To get back on track, we need to know why and how we were on track in the first place. We need to remember what the goal is: to be our true Self. So if we don’t remember that goal—not as an idea, not as a thought form, not as a concept, not as an abstraction, not as a rote memorization, but as a lived Reality—then we are off track.
We have to know what on track is, which means that at any given moment we have to be able to feel and absolutely know where we are through deep understanding, not through ideas. The problem is, we lose this insight when we go off track.
There are several clues that should let us know we have strayed from the path. Are we unwilling to feel whatever comes up? Are we lost in a back-and-forth conversation in our heads? Are we resentful of the teacher? Are we invested in complaining? Are feeling overwhelmed? Are we looking for distractions? Are we defensive when we meet with other people? Toward what activities are we gravitating? Which activities are we avoiding? Are we rationalizing? Are we unwilling to reflect? In the broadest sense, are we not taking care of ourselves?
We need to clarify for ourselves where we are locating our attention, and therefore our identity. We have to actively know the difference between the head and the Heart, and know the difference between “feeling” in the head and feeling in the Heart. Where are we locating our feelings? If they are in our heads, then we are off track. If we convince ourselves we can’t handle our feelings, we are off track. If we believe that gushing, being emphatic, or being “raw” is truly feeling, we are off track; we are using emoting as a shield against learning. If, on the other hand, we convince ourselves that everything is “fine” when it obviously isn’t, we are also off track.
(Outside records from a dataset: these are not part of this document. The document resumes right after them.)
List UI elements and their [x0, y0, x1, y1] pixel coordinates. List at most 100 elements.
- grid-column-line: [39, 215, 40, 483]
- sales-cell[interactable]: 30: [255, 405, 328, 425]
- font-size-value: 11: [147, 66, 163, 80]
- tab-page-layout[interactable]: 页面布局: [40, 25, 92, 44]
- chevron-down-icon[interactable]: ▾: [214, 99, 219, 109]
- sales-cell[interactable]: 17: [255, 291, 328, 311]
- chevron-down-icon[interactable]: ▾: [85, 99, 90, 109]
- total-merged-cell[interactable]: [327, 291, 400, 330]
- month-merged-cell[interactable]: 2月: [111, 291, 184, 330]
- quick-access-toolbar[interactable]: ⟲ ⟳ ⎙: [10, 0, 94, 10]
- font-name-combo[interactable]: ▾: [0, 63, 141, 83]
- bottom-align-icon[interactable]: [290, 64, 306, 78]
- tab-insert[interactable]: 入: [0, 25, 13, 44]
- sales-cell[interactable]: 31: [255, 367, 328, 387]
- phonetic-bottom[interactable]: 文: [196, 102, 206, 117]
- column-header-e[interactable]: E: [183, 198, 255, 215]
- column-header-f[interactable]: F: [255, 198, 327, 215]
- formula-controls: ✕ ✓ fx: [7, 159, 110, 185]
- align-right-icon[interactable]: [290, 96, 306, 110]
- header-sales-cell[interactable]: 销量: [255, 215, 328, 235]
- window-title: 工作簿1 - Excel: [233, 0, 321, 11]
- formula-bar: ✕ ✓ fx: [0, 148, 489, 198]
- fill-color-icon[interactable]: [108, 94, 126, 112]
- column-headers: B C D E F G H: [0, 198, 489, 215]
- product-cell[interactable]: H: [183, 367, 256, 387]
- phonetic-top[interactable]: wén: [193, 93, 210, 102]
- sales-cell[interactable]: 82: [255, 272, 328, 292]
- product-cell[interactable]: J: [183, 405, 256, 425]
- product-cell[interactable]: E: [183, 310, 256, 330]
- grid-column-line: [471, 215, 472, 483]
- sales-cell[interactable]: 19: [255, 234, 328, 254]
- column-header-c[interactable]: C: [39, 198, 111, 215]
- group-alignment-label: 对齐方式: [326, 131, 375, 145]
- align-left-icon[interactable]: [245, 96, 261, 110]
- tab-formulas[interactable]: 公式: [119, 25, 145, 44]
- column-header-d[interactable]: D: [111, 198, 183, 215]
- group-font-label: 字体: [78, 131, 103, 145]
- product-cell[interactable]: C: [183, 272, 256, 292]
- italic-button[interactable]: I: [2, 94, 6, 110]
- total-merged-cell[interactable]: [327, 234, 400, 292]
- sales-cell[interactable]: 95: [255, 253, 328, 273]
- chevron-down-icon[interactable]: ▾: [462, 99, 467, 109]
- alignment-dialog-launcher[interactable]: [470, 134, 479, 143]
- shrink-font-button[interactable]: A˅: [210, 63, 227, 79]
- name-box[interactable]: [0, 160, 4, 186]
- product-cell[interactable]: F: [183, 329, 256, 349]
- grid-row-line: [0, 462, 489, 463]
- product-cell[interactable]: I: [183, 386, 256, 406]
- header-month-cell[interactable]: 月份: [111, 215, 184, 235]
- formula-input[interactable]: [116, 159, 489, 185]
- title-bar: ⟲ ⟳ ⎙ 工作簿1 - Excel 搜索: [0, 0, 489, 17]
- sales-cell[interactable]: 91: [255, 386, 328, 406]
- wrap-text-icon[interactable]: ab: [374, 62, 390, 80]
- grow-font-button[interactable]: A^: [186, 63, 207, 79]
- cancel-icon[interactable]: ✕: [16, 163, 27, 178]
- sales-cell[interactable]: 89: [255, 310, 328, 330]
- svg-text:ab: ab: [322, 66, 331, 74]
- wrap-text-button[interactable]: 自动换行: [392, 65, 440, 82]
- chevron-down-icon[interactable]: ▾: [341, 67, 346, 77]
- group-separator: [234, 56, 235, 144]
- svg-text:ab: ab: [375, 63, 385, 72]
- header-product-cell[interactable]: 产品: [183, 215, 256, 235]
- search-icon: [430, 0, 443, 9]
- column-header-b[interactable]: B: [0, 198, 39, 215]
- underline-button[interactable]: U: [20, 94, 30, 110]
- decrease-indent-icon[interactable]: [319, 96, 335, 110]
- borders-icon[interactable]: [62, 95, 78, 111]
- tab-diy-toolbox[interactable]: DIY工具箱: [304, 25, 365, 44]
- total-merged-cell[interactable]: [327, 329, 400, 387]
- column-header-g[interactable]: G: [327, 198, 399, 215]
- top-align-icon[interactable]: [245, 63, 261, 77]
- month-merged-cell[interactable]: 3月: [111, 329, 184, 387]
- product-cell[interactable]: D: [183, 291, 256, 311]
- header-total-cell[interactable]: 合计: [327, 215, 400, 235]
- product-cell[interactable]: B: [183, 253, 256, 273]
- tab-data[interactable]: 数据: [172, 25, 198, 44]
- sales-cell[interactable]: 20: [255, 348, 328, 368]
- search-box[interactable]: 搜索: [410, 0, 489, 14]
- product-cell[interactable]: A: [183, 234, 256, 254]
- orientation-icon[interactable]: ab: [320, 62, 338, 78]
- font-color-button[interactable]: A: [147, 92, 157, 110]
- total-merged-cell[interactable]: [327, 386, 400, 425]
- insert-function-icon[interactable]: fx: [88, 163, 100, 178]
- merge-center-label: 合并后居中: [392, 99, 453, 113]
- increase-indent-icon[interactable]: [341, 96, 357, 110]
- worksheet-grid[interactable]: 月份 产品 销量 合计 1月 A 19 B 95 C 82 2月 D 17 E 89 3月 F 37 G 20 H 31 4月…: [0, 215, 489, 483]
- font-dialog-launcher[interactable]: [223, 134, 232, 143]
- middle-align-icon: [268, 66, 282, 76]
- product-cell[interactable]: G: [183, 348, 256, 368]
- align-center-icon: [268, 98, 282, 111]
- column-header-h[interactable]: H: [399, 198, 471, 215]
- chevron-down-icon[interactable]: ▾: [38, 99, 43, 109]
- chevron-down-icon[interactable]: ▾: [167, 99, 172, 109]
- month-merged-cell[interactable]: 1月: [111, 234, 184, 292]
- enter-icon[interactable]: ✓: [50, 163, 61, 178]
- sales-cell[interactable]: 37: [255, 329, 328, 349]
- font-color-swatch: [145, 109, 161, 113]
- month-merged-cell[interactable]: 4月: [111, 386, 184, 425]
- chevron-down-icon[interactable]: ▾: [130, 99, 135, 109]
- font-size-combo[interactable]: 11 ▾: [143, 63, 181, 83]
We can intellectually understand the emotional meanings and lessons in a situation without emotionally understanding them. As I discussed in a recent blog, we can think our emotions. We can think how deeply we feel. Even understanding that “this is what I need to be learning now” can be a way of not feeling. And because it looks like nonattachment, it fools us into thinking we are deep, reflective, and willing to learn when we are actually off track.
False knowledge is as misleading as false feeling. If we “know” in our heads, then we are off track, and no amount of purely intellectual study will help us. If it’s in our heads, we don’t know. So if we studied the Yoga Sutras, or Kashmir Shaivism, or the Upanishads, or the Bible, or the Qur’an, or any scripture, and we understand it in an academic sense, we don’t understand. We have used our abstract thinking to keep ourselves off track while convincing ourselves of how much we “know”.
One of the worst, and easiest, mistakes to make is measuring our practice by the externals of our life. If we believe that if our lives are going the way we want them to, then we are on track, we have completely lost the plot. Our idea of okayness does not mean we are practicing. That would be like a cloud of one color or shape is better than one of a different color or shape; they are all just passing clouds. As I have often said, spiritual practice is not about making our problems go away; it is about aligning ourselves with God’s will and being our true nature.
Despite all the ways we can go off track, though, the shakti has a way of pulling us back on. The shakti is all-knowing, and it is the Guru. If we don’t want to learn, the shakti will make the lesson louder and louder until we do. The point is to learn at low volume.